I used to believe that the principal was the mother/father of the teachers and staff of the school and they were all brothers and sisters. I started this belief in first grade. It stopped around fifth grade.
I believed that female teachers got to choose if they wanted to be called "mrs. or miss"
Both my husband and I used to believe that one day soon the Teachers would turn on the Lemonade for the drinking taps instead of them always just being water taps. (Well! What can I say? Us Aussies have always been BIG thinkers!)
in 3rd grade, my friend and i thought that one of out teachers (who we had never seen before) was an alien from mars, and that the closet with the blinky lights was his spaceship.
Wow, we were smart. In actuality, the teacher was new that year, and though we never found out exactly what the lights were, i can assure you, they're no spaceship.

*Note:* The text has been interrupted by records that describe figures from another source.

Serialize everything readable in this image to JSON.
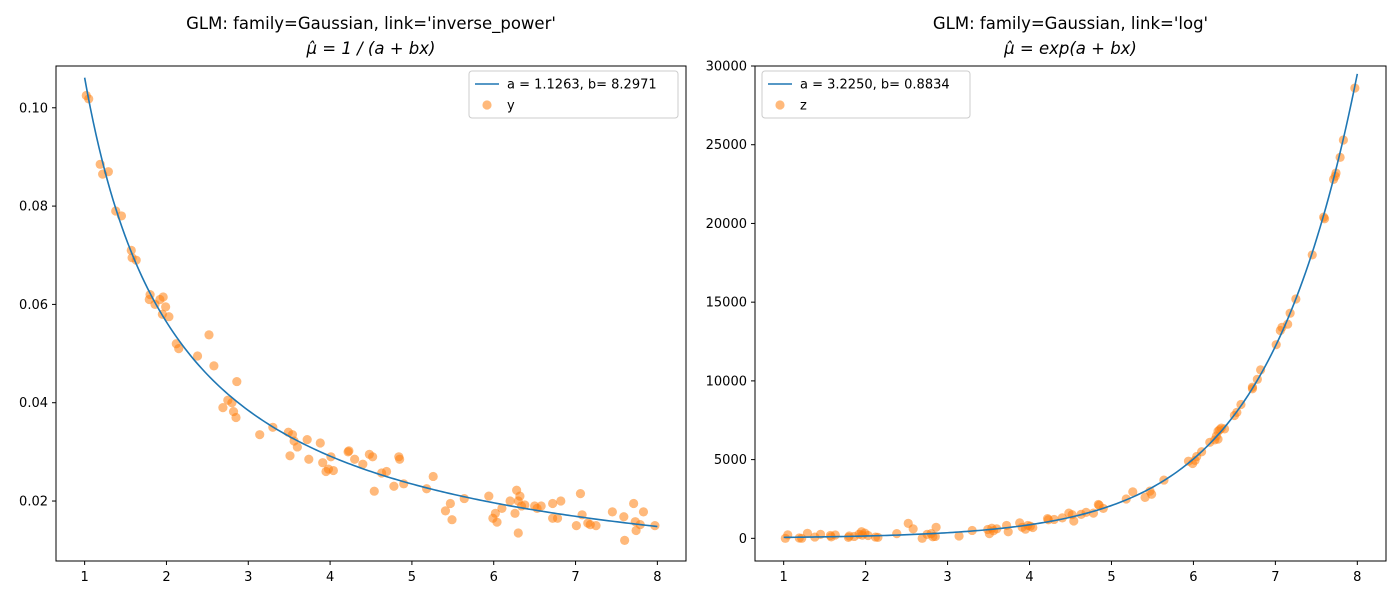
{
  "colors": {
    "fit_line": "#1f77b4",
    "points": "#ff7f0e"
  },
  "chart_data": [
    {
      "type": "scatter",
      "title": "GLM: family=Gaussian, link='inverse_power'",
      "subtitle": "μ̂ = 1 / (a + bx)",
      "xlabel": "",
      "ylabel": "",
      "xlim": [
        0.65,
        8.35
      ],
      "ylim": [
        0.0078,
        0.1085
      ],
      "xticks": [
        1,
        2,
        3,
        4,
        5,
        6,
        7,
        8
      ],
      "xtick_labels": [
        "1",
        "2",
        "3",
        "4",
        "5",
        "6",
        "7",
        "8"
      ],
      "yticks": [
        0.02,
        0.04,
        0.06,
        0.08,
        0.1
      ],
      "ytick_labels": [
        "0.02",
        "0.04",
        "0.06",
        "0.08",
        "0.10"
      ],
      "grid": false,
      "legend_position": "top-right",
      "series": [
        {
          "name": "a = 1.1263, b= 8.2971",
          "kind": "line",
          "function": "inverse_power",
          "a": 1.1263,
          "b": 8.2971,
          "x_range": [
            1,
            8
          ]
        },
        {
          "name": "y",
          "kind": "scatter",
          "points": [
            [
              1.02,
              0.1025
            ],
            [
              1.05,
              0.1018
            ],
            [
              1.19,
              0.0885
            ],
            [
              1.22,
              0.0865
            ],
            [
              1.29,
              0.087
            ],
            [
              1.38,
              0.079
            ],
            [
              1.45,
              0.078
            ],
            [
              1.57,
              0.071
            ],
            [
              1.58,
              0.0695
            ],
            [
              1.63,
              0.069
            ],
            [
              1.79,
              0.061
            ],
            [
              1.8,
              0.062
            ],
            [
              1.86,
              0.06
            ],
            [
              1.92,
              0.061
            ],
            [
              1.95,
              0.058
            ],
            [
              1.96,
              0.0615
            ],
            [
              1.99,
              0.0595
            ],
            [
              2.03,
              0.0575
            ],
            [
              2.12,
              0.052
            ],
            [
              2.15,
              0.051
            ],
            [
              2.38,
              0.0495
            ],
            [
              2.52,
              0.0538
            ],
            [
              2.58,
              0.0475
            ],
            [
              2.69,
              0.039
            ],
            [
              2.75,
              0.0405
            ],
            [
              2.8,
              0.04
            ],
            [
              2.82,
              0.0382
            ],
            [
              2.85,
              0.037
            ],
            [
              2.86,
              0.0443
            ],
            [
              3.14,
              0.0335
            ],
            [
              3.3,
              0.035
            ],
            [
              3.49,
              0.034
            ],
            [
              3.51,
              0.0292
            ],
            [
              3.54,
              0.0335
            ],
            [
              3.56,
              0.0322
            ],
            [
              3.6,
              0.031
            ],
            [
              3.72,
              0.0325
            ],
            [
              3.74,
              0.0285
            ],
            [
              3.88,
              0.0318
            ],
            [
              3.91,
              0.0278
            ],
            [
              3.95,
              0.026
            ],
            [
              3.98,
              0.0265
            ],
            [
              4.01,
              0.029
            ],
            [
              4.04,
              0.0262
            ],
            [
              4.22,
              0.03
            ],
            [
              4.23,
              0.0302
            ],
            [
              4.3,
              0.0285
            ],
            [
              4.4,
              0.0275
            ],
            [
              4.48,
              0.0295
            ],
            [
              4.52,
              0.029
            ],
            [
              4.54,
              0.022
            ],
            [
              4.63,
              0.0257
            ],
            [
              4.69,
              0.026
            ],
            [
              4.78,
              0.023
            ],
            [
              4.84,
              0.029
            ],
            [
              4.85,
              0.0285
            ],
            [
              4.9,
              0.0235
            ],
            [
              5.18,
              0.0225
            ],
            [
              5.26,
              0.025
            ],
            [
              5.41,
              0.018
            ],
            [
              5.47,
              0.0195
            ],
            [
              5.49,
              0.0162
            ],
            [
              5.64,
              0.0205
            ],
            [
              5.94,
              0.021
            ],
            [
              5.99,
              0.0165
            ],
            [
              6.02,
              0.0175
            ],
            [
              6.04,
              0.0157
            ],
            [
              6.1,
              0.0185
            ],
            [
              6.2,
              0.02
            ],
            [
              6.26,
              0.0175
            ],
            [
              6.28,
              0.0222
            ],
            [
              6.3,
              0.02
            ],
            [
              6.32,
              0.021
            ],
            [
              6.34,
              0.019
            ],
            [
              6.3,
              0.0135
            ],
            [
              6.38,
              0.0192
            ],
            [
              6.5,
              0.019
            ],
            [
              6.53,
              0.0185
            ],
            [
              6.58,
              0.019
            ],
            [
              6.72,
              0.0195
            ],
            [
              6.72,
              0.0165
            ],
            [
              6.78,
              0.0165
            ],
            [
              6.82,
              0.02
            ],
            [
              7.01,
              0.015
            ],
            [
              7.06,
              0.0215
            ],
            [
              7.08,
              0.0172
            ],
            [
              7.15,
              0.0155
            ],
            [
              7.18,
              0.0152
            ],
            [
              7.25,
              0.015
            ],
            [
              7.45,
              0.0178
            ],
            [
              7.59,
              0.0168
            ],
            [
              7.6,
              0.012
            ],
            [
              7.71,
              0.0195
            ],
            [
              7.74,
              0.014
            ],
            [
              7.73,
              0.0158
            ],
            [
              7.79,
              0.0152
            ],
            [
              7.83,
              0.0178
            ],
            [
              7.97,
              0.015
            ]
          ]
        }
      ]
    },
    {
      "type": "scatter",
      "title": "GLM: family=Gaussian, link='log'",
      "subtitle": "μ̂ = exp(a + bx)",
      "xlabel": "",
      "ylabel": "",
      "xlim": [
        0.65,
        8.35
      ],
      "ylim": [
        -1440,
        30000
      ],
      "xticks": [
        1,
        2,
        3,
        4,
        5,
        6,
        7,
        8
      ],
      "xtick_labels": [
        "1",
        "2",
        "3",
        "4",
        "5",
        "6",
        "7",
        "8"
      ],
      "yticks": [
        0,
        5000,
        10000,
        15000,
        20000,
        25000,
        30000
      ],
      "ytick_labels": [
        "0",
        "5000",
        "10000",
        "15000",
        "20000",
        "25000",
        "30000"
      ],
      "grid": false,
      "legend_position": "top-left",
      "series": [
        {
          "name": "a = 3.2250, b= 0.8834",
          "kind": "line",
          "function": "exp",
          "a": 3.225,
          "b": 0.8834,
          "x_range": [
            1,
            8
          ]
        },
        {
          "name": "z",
          "kind": "scatter",
          "points": [
            [
              1.02,
              0
            ],
            [
              1.05,
              220
            ],
            [
              1.19,
              20
            ],
            [
              1.22,
              0
            ],
            [
              1.29,
              320
            ],
            [
              1.38,
              80
            ],
            [
              1.45,
              250
            ],
            [
              1.57,
              180
            ],
            [
              1.58,
              90
            ],
            [
              1.63,
              210
            ],
            [
              1.79,
              60
            ],
            [
              1.8,
              150
            ],
            [
              1.86,
              120
            ],
            [
              1.92,
              260
            ],
            [
              1.95,
              420
            ],
            [
              1.96,
              200
            ],
            [
              1.99,
              330
            ],
            [
              2.03,
              180
            ],
            [
              2.12,
              80
            ],
            [
              2.15,
              60
            ],
            [
              2.38,
              300
            ],
            [
              2.52,
              950
            ],
            [
              2.58,
              600
            ],
            [
              2.69,
              0
            ],
            [
              2.75,
              250
            ],
            [
              2.8,
              300
            ],
            [
              2.82,
              100
            ],
            [
              2.85,
              120
            ],
            [
              2.86,
              700
            ],
            [
              3.14,
              150
            ],
            [
              3.3,
              500
            ],
            [
              3.49,
              560
            ],
            [
              3.51,
              300
            ],
            [
              3.54,
              640
            ],
            [
              3.56,
              480
            ],
            [
              3.6,
              600
            ],
            [
              3.72,
              820
            ],
            [
              3.74,
              420
            ],
            [
              3.88,
              980
            ],
            [
              3.91,
              700
            ],
            [
              3.95,
              580
            ],
            [
              3.98,
              820
            ],
            [
              4.01,
              770
            ],
            [
              4.04,
              690
            ],
            [
              4.22,
              1250
            ],
            [
              4.23,
              1180
            ],
            [
              4.3,
              1200
            ],
            [
              4.4,
              1300
            ],
            [
              4.48,
              1600
            ],
            [
              4.52,
              1500
            ],
            [
              4.54,
              1100
            ],
            [
              4.63,
              1520
            ],
            [
              4.69,
              1650
            ],
            [
              4.78,
              1600
            ],
            [
              4.84,
              2150
            ],
            [
              4.85,
              2100
            ],
            [
              4.9,
              1900
            ],
            [
              5.18,
              2500
            ],
            [
              5.26,
              2950
            ],
            [
              5.41,
              2600
            ],
            [
              5.47,
              3000
            ],
            [
              5.49,
              2800
            ],
            [
              5.64,
              3700
            ],
            [
              5.94,
              4900
            ],
            [
              5.99,
              4750
            ],
            [
              6.02,
              4950
            ],
            [
              6.04,
              5200
            ],
            [
              6.1,
              5500
            ],
            [
              6.2,
              6100
            ],
            [
              6.26,
              6250
            ],
            [
              6.28,
              6500
            ],
            [
              6.3,
              6800
            ],
            [
              6.32,
              6900
            ],
            [
              6.34,
              7000
            ],
            [
              6.3,
              6300
            ],
            [
              6.38,
              6950
            ],
            [
              6.5,
              7800
            ],
            [
              6.53,
              8000
            ],
            [
              6.58,
              8500
            ],
            [
              6.72,
              9500
            ],
            [
              6.72,
              9600
            ],
            [
              6.78,
              10100
            ],
            [
              6.82,
              10700
            ],
            [
              7.01,
              12300
            ],
            [
              7.06,
              13200
            ],
            [
              7.08,
              13400
            ],
            [
              7.15,
              13600
            ],
            [
              7.18,
              14300
            ],
            [
              7.25,
              15200
            ],
            [
              7.45,
              18000
            ],
            [
              7.59,
              20400
            ],
            [
              7.6,
              20300
            ],
            [
              7.71,
              22800
            ],
            [
              7.74,
              23200
            ],
            [
              7.73,
              23000
            ],
            [
              7.79,
              24200
            ],
            [
              7.83,
              25300
            ],
            [
              7.97,
              28600
            ]
          ]
        }
      ]
    }
  ]
}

in kindergarden my teacher pretended like our class hamster escaped so we could walk around like we were on a mission, it was fun, but when we asked the lunch lady if she'd seen him she said "oh better find him fast, we're serving lunch hamster for lunch!" later we found him (magically back in his cage) but i skipped lunch that day.
Kids pulling the fire alarm in my Middle school was common. The teachers told us if we pulled the fire alarm that ink would shoot out onto your hand so that way they could tell who was responsible.